Indications for temporary pacing

If bradycardia persists or there are contraindications to isoproterenol, pacemaker placement is indicated. A transcutaneous pacemaker can be positioned on the chest wall before insertion of a temporary pacing lead. Indications for temporary pacing include symptomatic bradycardias occurring during sinus node dysfunction, carotid hypersensitivity, complete heart block, and after cardiac surgery. Pacing may be used prophylactically during second-degree atrioventicular block or with right heart catheterization in a patient with left bundle branch block.

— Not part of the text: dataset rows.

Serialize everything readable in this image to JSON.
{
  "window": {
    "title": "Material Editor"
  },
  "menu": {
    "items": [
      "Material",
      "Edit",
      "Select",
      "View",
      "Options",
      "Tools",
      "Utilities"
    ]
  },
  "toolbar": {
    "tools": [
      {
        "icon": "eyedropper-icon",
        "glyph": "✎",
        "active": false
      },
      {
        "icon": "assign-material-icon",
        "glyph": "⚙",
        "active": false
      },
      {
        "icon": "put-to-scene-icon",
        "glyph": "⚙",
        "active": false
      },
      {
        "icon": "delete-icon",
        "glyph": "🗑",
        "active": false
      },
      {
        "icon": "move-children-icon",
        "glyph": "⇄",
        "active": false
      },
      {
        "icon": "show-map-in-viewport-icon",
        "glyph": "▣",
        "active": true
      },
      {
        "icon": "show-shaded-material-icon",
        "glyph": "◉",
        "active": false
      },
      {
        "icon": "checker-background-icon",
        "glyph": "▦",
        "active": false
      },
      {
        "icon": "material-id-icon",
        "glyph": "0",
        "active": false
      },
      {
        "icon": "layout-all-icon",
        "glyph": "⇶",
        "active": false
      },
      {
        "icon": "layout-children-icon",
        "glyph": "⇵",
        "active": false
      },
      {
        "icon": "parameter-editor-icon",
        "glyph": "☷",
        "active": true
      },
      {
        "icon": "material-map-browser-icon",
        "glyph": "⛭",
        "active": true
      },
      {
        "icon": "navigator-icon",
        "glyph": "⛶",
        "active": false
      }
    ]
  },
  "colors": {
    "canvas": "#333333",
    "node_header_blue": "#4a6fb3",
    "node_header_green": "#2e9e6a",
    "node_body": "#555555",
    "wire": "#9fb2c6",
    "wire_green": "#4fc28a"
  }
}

Patients with symptomatic bradycardia (asystole, sinus bradycardia, sinus pauses, type I second-degree atrioventicular block) associated with hypotension and unresponsive to atropine are treated with transvenous pacing. Patients who demonstrate increased likelihood of progression to complete heart block by either involvement of the bundle branches (see below) or type II second-degree atrioventicular block also require transvenous pacing.

Indications for temporary pacemaker insertion during myocardial infarction are based on the patient's hemodynamic status and symptoms during bradycardia, and the likelihood of the development of complete heart block with an inadequate escape mechanism ( Table 1). The type of heart block and its severity in acute myocardial infarction is dependent on the coronary artery involved. The dominant coronary artery (right coronary artery in 90 per cent of patients and left circumflex in 10 per cent) gives rise to the posterior descending artery which supplies the atrioventicular node, the proximal bundle of His and the proximal right bundle. The left anterior descending artery, through its septal perforators, supplies the left bundle branch and left anterior fascicle, and the right bundle branch beyond its origin. The left posterior fascicle receives a dual blood supply. During inferior myocardial infarction, atrioventicular nodal ischemia often leads to PR prolongation and type I second-degree atrioventicular block. If there is complete heart block, this occurs progressively and the escape complex is often narrow. Sinus bradycardia can also be caused by either sinoatrial ischemia or reflex bradycardia. These conduction abnormalities are often responsive to atropine or can lead to accelerated junctional rhythms. During anterior myocardial infarction, manifestation of bundle branch involvement is secondary to extensive involvement of one or both of the bundle branches. Complete heart block appears suddenly and is a manifestation of infranodal block. The most common preceding bundle branch involvement in this setting is right bundle branch block and left anterior hemiblock, followed by type II second-degree atrioventicular block and new bilateral bundle branch block. Isolated left anterior hemiblock or right bundle branch block is less likely to progress to complete heart block.